Per capire le ragioni della sentenza, bisognerà naturalmente attendere il deposito delle motivazioni. Da subito è però possibile ipotizzare ciò che potrebbe avere fatto la differenza: l’uso solo all’interno delle aziende di quelle mascherine prive del certificato di conformità della Comunità Europea e della validazione dell’Istituto Superiore di Sanità. In tal senso, la difesa ha depositato una sentenza dello stesso giudice per 6.000 mascherine non certificate: qui veniva richiamata una pronuncia con cui la Cassazione nel 2020 aveva spiegato che la frode in commercio non si realizza se le mascherine vengono cedute ad aziende per il solo uso interno.
Nel nostro caso, 850 erano arrivate a una ditta di servizi; 100 a un’azienda del porto e 50 a un supermercato rivierasco. I guai per il 42enne si erano materializzati quando la mattina del 6 maggio di tre anni fa, le Fiamme Gialle erano giunte al deposito della sua società per un controllo. Al 42enne era stato chiesto in particolare se avesse commercializzato mascherine acquistate da una ditta di Alessandria e al centro di un sequestro realizzato dalla locale Compagnia della Finanza. L’uomo aveva ammesso l’acquisto di 1.000 pezzi con regolare fattura. E aveva spiegato di averli già ceduti tutti alle tre aziende ravennati per i loro dipendenti. Quindi si era adoperato al recupero delle mascherine ancora non utilizzate, ovvero in totale 347 poi consegnate ai militari. Al momento di esibire la certificazione di conformità europea, l’uomo aveva mostrato un certificato rilasciato da una srl del Bolognese.

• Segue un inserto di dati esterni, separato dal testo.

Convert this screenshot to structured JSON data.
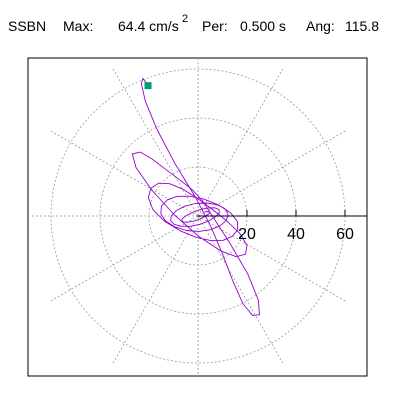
{
  "header": {
    "station": "SSBN",
    "max_label": "Max:",
    "max_value": "64.4 cm/s",
    "max_unit_exp": "2",
    "per_label": "Per:",
    "per_value": "0.500 s",
    "ang_label": "Ang:",
    "ang_value": "115.8"
  },
  "chart_data": {
    "type": "line",
    "title": "SSBN Max: 64.4 cm/s2 Per: 0.500 s Ang: 115.8",
    "radial_ticks": [
      20,
      40,
      60
    ],
    "radial_tick_labels": [
      "20",
      "40",
      "60"
    ],
    "r_max": 70,
    "angular_grid_step_deg": 30,
    "grid": true,
    "series": [
      {
        "color": "#9400d3",
        "type": "particle-motion trace",
        "marker": {
          "color": "#009e73",
          "shape": "square"
        },
        "x": [
          -20.4,
          -22.5,
          -23.1,
          -21.5,
          -16.8,
          -9.5,
          -1.2,
          5.1,
          9.9,
          14.2,
          18.3,
          22.3,
          25.1,
          24.6,
          20.3,
          13.2,
          6.5,
          1.9,
          -2.4,
          -7.3,
          -13.0,
          -18.8,
          -23.6,
          -26.8,
          -25.3,
          -18.9,
          -9.6,
          0.4,
          9.2,
          15.6,
          19.4,
          20.0,
          16.9,
          11.5,
          5.6,
          -0.5,
          -6.2,
          -11.6,
          -16.1,
          -19.2,
          -20.3,
          -18.4,
          -13.6,
          -7.2,
          -0.5,
          5.4,
          10.3,
          14.0,
          16.2,
          16.1,
          13.3,
          8.4,
          2.4,
          -3.5,
          -8.6,
          -12.5,
          -14.9,
          -15.2,
          -13.3,
          -9.5,
          -4.7,
          0.4,
          5.1,
          9.0,
          11.6,
          12.3,
          11.0,
          7.9,
          3.6,
          -1.1,
          -5.4,
          -8.8,
          -10.9,
          -11.2,
          -9.7,
          -6.8,
          -3.1,
          0.8,
          4.4,
          7.2,
          8.7,
          8.6,
          7.0,
          4.3,
          1.1,
          -2.0,
          -4.6,
          -6.3,
          -6.7,
          -5.8,
          -3.9,
          -1.4,
          1.1,
          3.2,
          4.5,
          4.8,
          4.1,
          2.6
        ],
        "y": [
          53.2,
          56.2,
          54.0,
          46.9,
          35.5,
          21.6,
          7.9,
          -4.0,
          -15.3,
          -26.5,
          -35.7,
          -40.6,
          -40.3,
          -34.3,
          -23.6,
          -11.4,
          -1.0,
          6.1,
          10.8,
          14.6,
          18.9,
          23.3,
          26.1,
          25.3,
          19.8,
          10.6,
          0.4,
          -8.4,
          -14.2,
          -16.6,
          -15.6,
          -12.0,
          -6.9,
          -1.8,
          2.9,
          7.4,
          11.0,
          13.2,
          13.4,
          11.4,
          7.5,
          2.6,
          -2.2,
          -6.1,
          -8.8,
          -10.1,
          -9.9,
          -8.3,
          -5.6,
          -2.2,
          1.3,
          4.5,
          6.9,
          8.1,
          8.0,
          6.6,
          4.1,
          1.0,
          -2.0,
          -4.4,
          -5.9,
          -6.3,
          -5.6,
          -4.0,
          -1.7,
          0.8,
          3.0,
          4.6,
          5.3,
          5.1,
          4.0,
          2.2,
          0.1,
          -1.9,
          -3.4,
          -4.2,
          -4.2,
          -3.4,
          -2.0,
          -0.3,
          1.3,
          2.6,
          3.3,
          3.3,
          2.7,
          1.6,
          0.3,
          -1.0,
          -2.0,
          -2.5,
          -2.5,
          -2.0,
          -1.1,
          0.0,
          1.0,
          1.6,
          1.8,
          1.6
        ]
      }
    ],
    "colors": {
      "trace": "#9400d3",
      "marker": "#009e73",
      "grid": "#9a9a9a",
      "axis": "#000000"
    }
  }
}
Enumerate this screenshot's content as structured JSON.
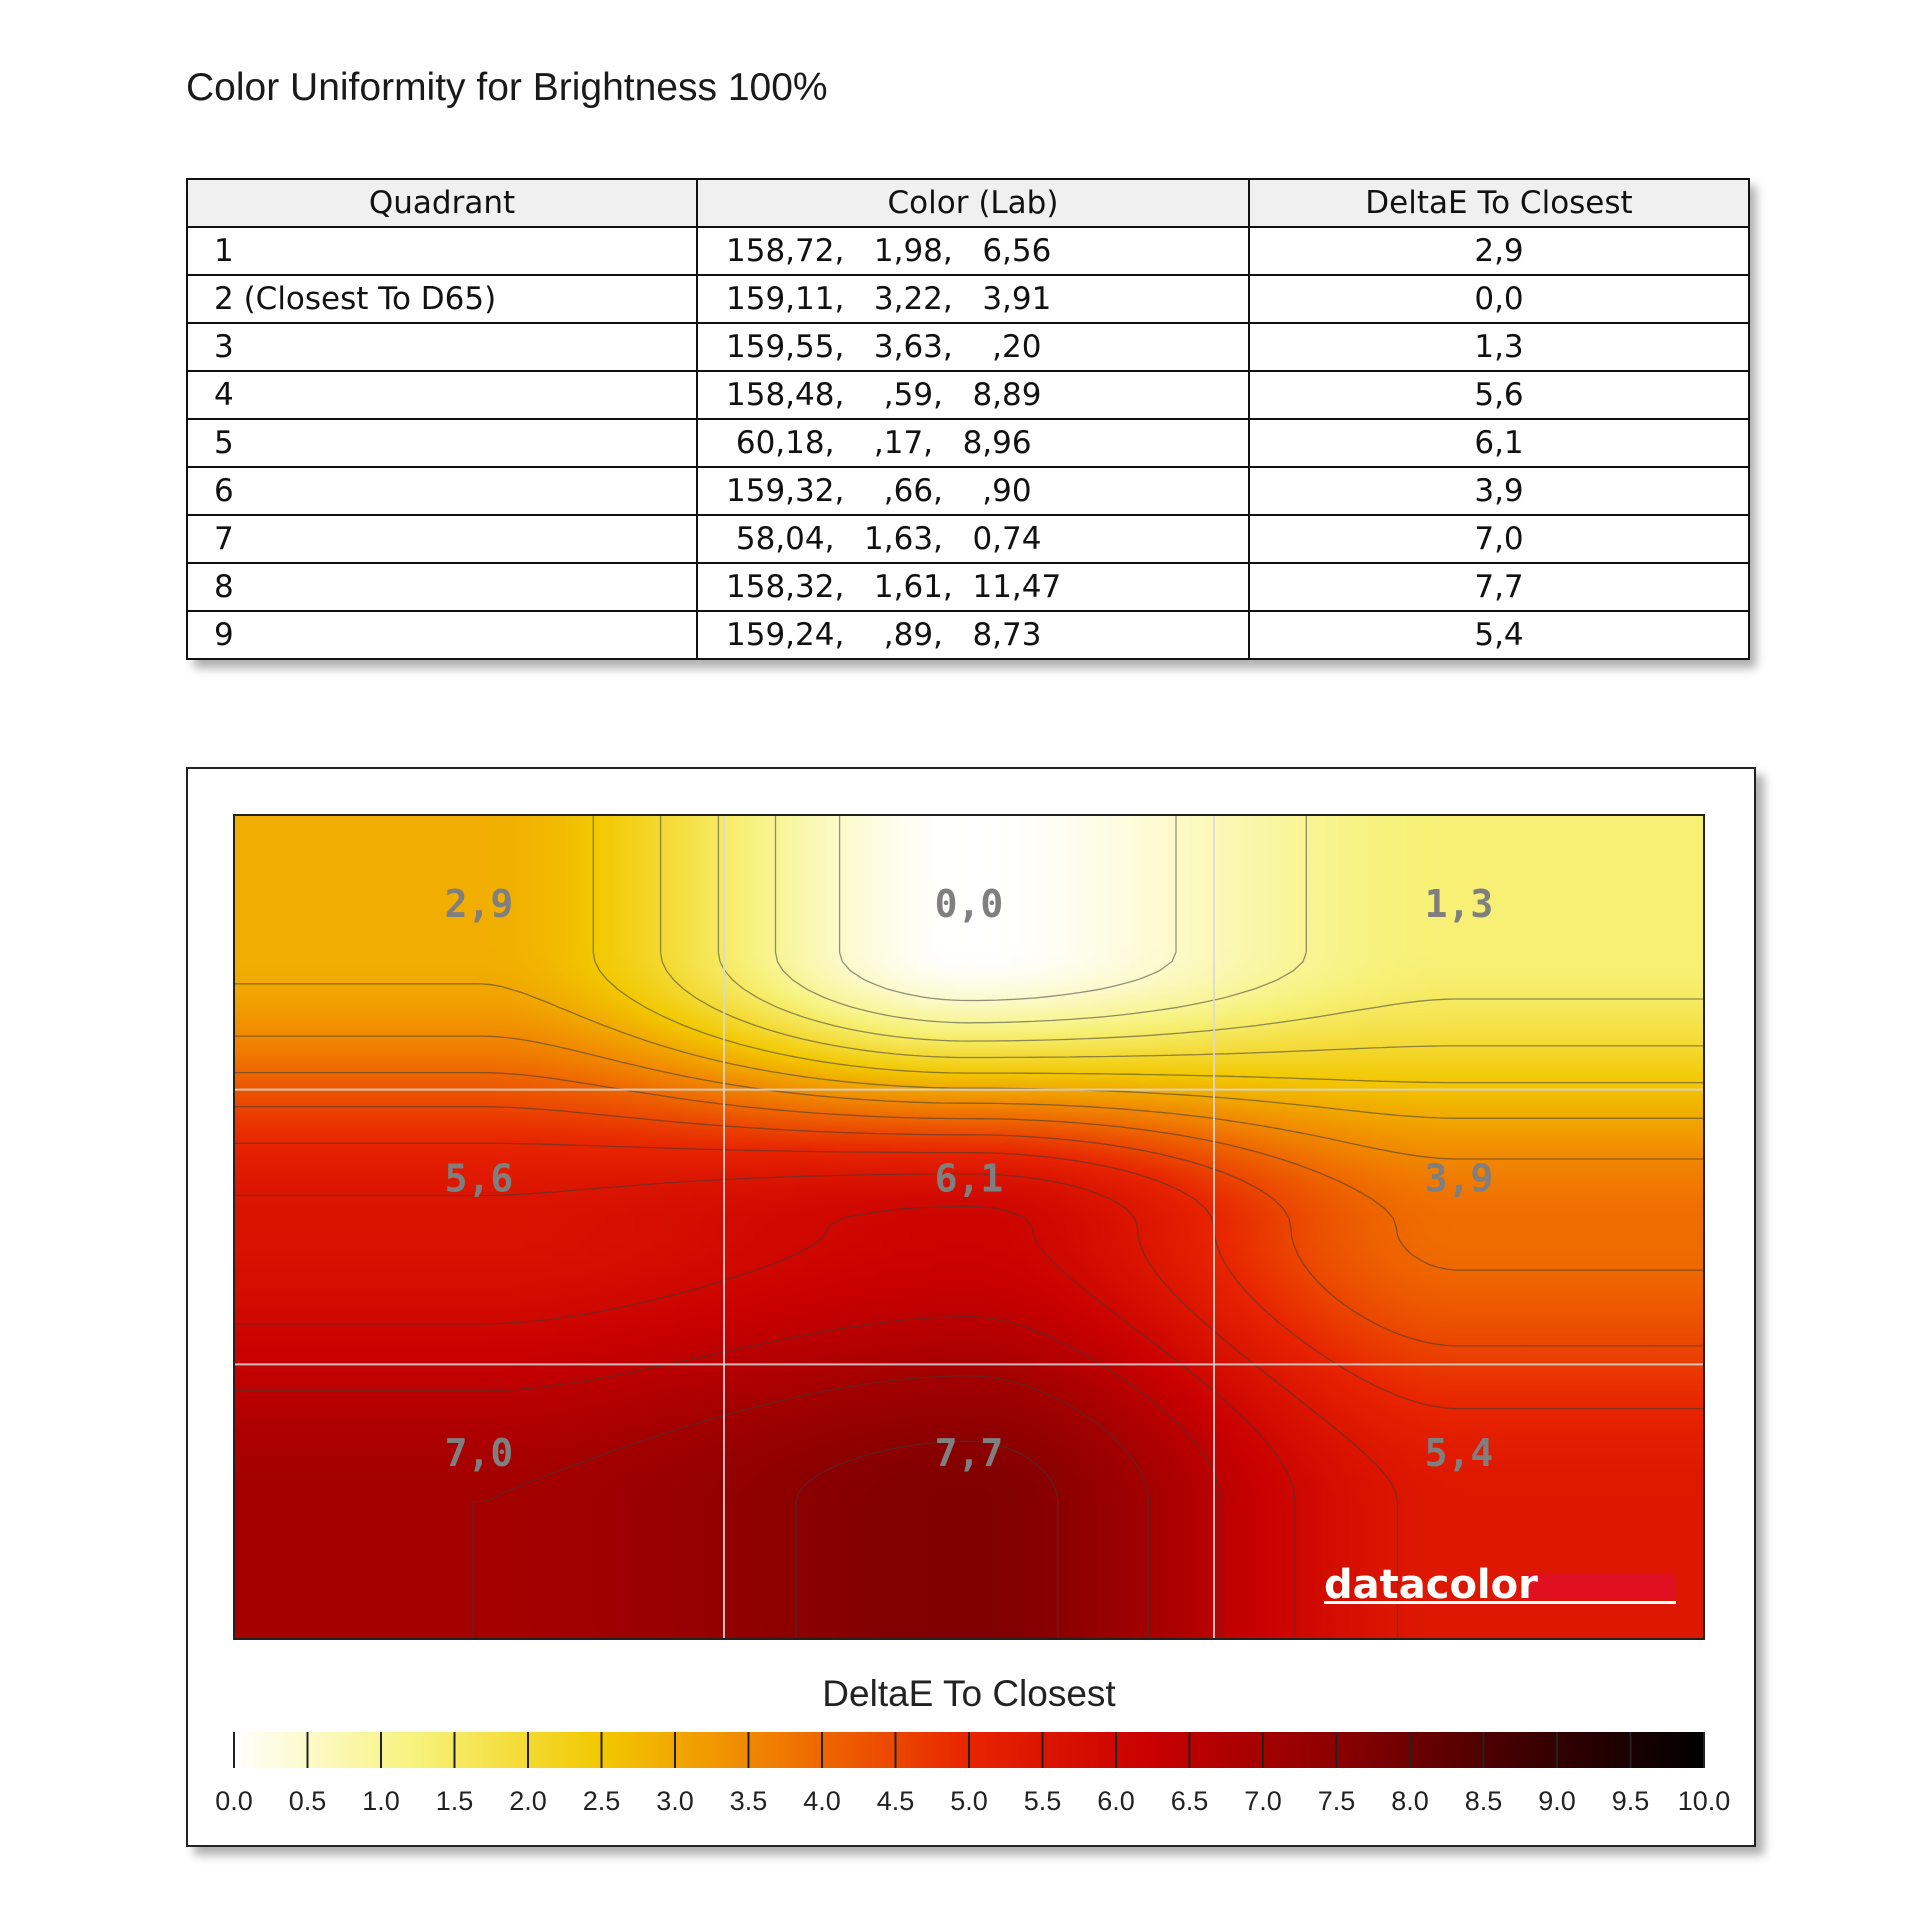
{
  "title": "Color Uniformity for Brightness 100%",
  "table": {
    "headers": [
      "Quadrant",
      "Color (Lab)",
      "DeltaE To Closest"
    ],
    "rows": [
      [
        "1",
        "158,72,   1,98,   6,56",
        "2,9"
      ],
      [
        "2 (Closest To D65)",
        "159,11,   3,22,   3,91",
        "0,0"
      ],
      [
        "3",
        "159,55,   3,63,    ,20",
        "1,3"
      ],
      [
        "4",
        "158,48,    ,59,   8,89",
        "5,6"
      ],
      [
        "5",
        " 60,18,    ,17,   8,96",
        "6,1"
      ],
      [
        "6",
        "159,32,    ,66,    ,90",
        "3,9"
      ],
      [
        "7",
        " 58,04,   1,63,   0,74",
        "7,0"
      ],
      [
        "8",
        "158,32,   1,61,  11,47",
        "7,7"
      ],
      [
        "9",
        "159,24,    ,89,   8,73",
        "5,4"
      ]
    ]
  },
  "chart_data": {
    "type": "heatmap",
    "grid": [
      [
        2.9,
        0.0,
        1.3
      ],
      [
        5.6,
        6.1,
        3.9
      ],
      [
        7.0,
        7.7,
        5.4
      ]
    ],
    "cell_labels": [
      [
        "2,9",
        "0,0",
        "1,3"
      ],
      [
        "5,6",
        "6,1",
        "3,9"
      ],
      [
        "7,0",
        "7,7",
        "5,4"
      ]
    ],
    "colorbar": {
      "title": "DeltaE To Closest",
      "range": [
        0,
        10
      ],
      "ticks": [
        "0.0",
        "0.5",
        "1.0",
        "1.5",
        "2.0",
        "2.5",
        "3.0",
        "3.5",
        "4.0",
        "4.5",
        "5.0",
        "5.5",
        "6.0",
        "6.5",
        "7.0",
        "7.5",
        "8.0",
        "8.5",
        "9.0",
        "9.5",
        "10.0"
      ]
    },
    "contours": true,
    "grid_lines": true,
    "colormap": [
      "#ffffff",
      "#f7f27a",
      "#f2c800",
      "#f07800",
      "#e82400",
      "#c80000",
      "#8c0000",
      "#400000",
      "#000000"
    ],
    "brand": "datacolor",
    "brand_color": "#e01020"
  }
}
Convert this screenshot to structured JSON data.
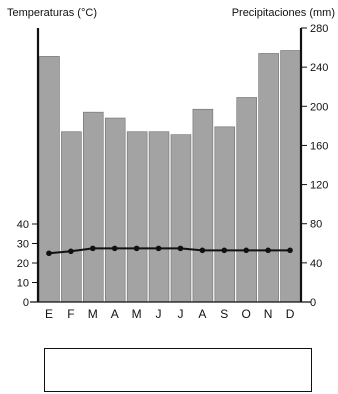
{
  "chart_data": {
    "type": "bar",
    "title": "",
    "categories": [
      "E",
      "F",
      "M",
      "A",
      "M",
      "J",
      "J",
      "A",
      "S",
      "O",
      "N",
      "D"
    ],
    "series": [
      {
        "type": "bar",
        "axis": "right",
        "values": [
          251,
          174,
          194,
          188,
          174,
          174,
          171,
          197,
          179,
          209,
          254,
          257
        ]
      },
      {
        "type": "line",
        "axis": "left",
        "values": [
          25,
          26,
          27.5,
          27.5,
          27.5,
          27.5,
          27.5,
          26.5,
          26.5,
          26.5,
          26.5,
          26.5
        ]
      }
    ],
    "left_axis": {
      "label": "Temperaturas (°C)",
      "ylim": [
        0,
        40
      ],
      "ticks": [
        "0",
        "10",
        "20",
        "30",
        "40"
      ]
    },
    "right_axis": {
      "label": "Precipitaciones (mm)",
      "ylim": [
        0,
        280
      ],
      "ticks": [
        "0",
        "40",
        "80",
        "120",
        "160",
        "200",
        "240",
        "280"
      ]
    },
    "grid": false,
    "legend": "none",
    "colors": {
      "bar_fill": "#a3a3a3",
      "bar_stroke": "#ffffff",
      "line": "#111111",
      "axis": "#111111"
    }
  }
}
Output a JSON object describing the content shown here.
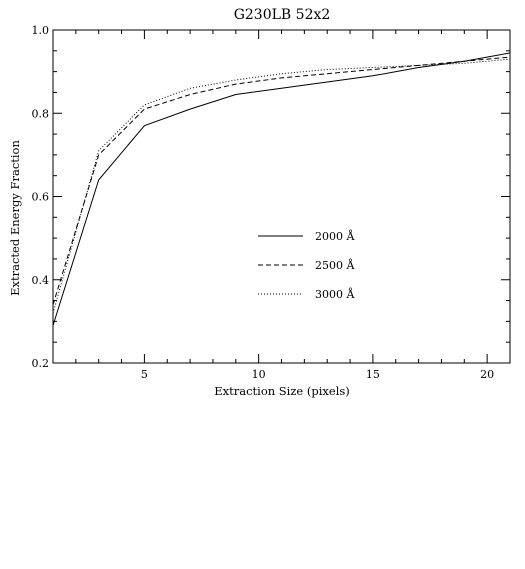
{
  "chart_data": {
    "type": "line",
    "title": "G230LB   52x2",
    "xlabel": "Extraction Size (pixels)",
    "ylabel": "Extracted Energy Fraction",
    "xlim": [
      1,
      21
    ],
    "ylim": [
      0.2,
      1.0
    ],
    "x_ticks": [
      5,
      10,
      15,
      20
    ],
    "y_ticks": [
      0.2,
      0.4,
      0.6,
      0.8,
      1.0
    ],
    "x_tick_labels": [
      "5",
      "10",
      "15",
      "20"
    ],
    "y_tick_labels": [
      "0.2",
      "0.4",
      "0.6",
      "0.8",
      "1.0"
    ],
    "grid": false,
    "legend_position": "center-right",
    "series": [
      {
        "name": "2000 Å",
        "style": "solid",
        "x": [
          1,
          3,
          5,
          7,
          9,
          11,
          13,
          15,
          17,
          19,
          21
        ],
        "y": [
          0.29,
          0.64,
          0.77,
          0.81,
          0.845,
          0.86,
          0.875,
          0.89,
          0.91,
          0.925,
          0.945
        ]
      },
      {
        "name": "2500 Å",
        "style": "dashed",
        "x": [
          1,
          3,
          5,
          7,
          9,
          11,
          13,
          15,
          17,
          19,
          21
        ],
        "y": [
          0.34,
          0.7,
          0.81,
          0.845,
          0.87,
          0.885,
          0.895,
          0.905,
          0.915,
          0.925,
          0.935
        ]
      },
      {
        "name": "3000 Å",
        "style": "dotted",
        "x": [
          1,
          3,
          5,
          7,
          9,
          11,
          13,
          15,
          17,
          19,
          21
        ],
        "y": [
          0.32,
          0.71,
          0.82,
          0.86,
          0.88,
          0.895,
          0.905,
          0.91,
          0.915,
          0.92,
          0.93
        ]
      }
    ]
  }
}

Si trattava in particolare - secondo quanto poi attestato a verbale dagli inquirenti - di una certificazione prodotta su base volontaria: ovvero non richiesta da nessuna norma italiana o europea e che, come tale, non costituiva procedura di valutazione della conformità di quelle mascherine chirurgiche. Il commerciante non poteva insomma apporre il marchio ’CE’ il quale prevede precisi e rigorosi controlli. Quelle mascherine invece non li avevano superati quei controlli: nonostante ciò, recavano la stampigliatura del marchio CE, seppure impressa in maniera non simmetrica. Sul punto, il 42enne aveva assicurato di averle comperate in buona fede. Ma anche senza marchio CE, il reato non c’è.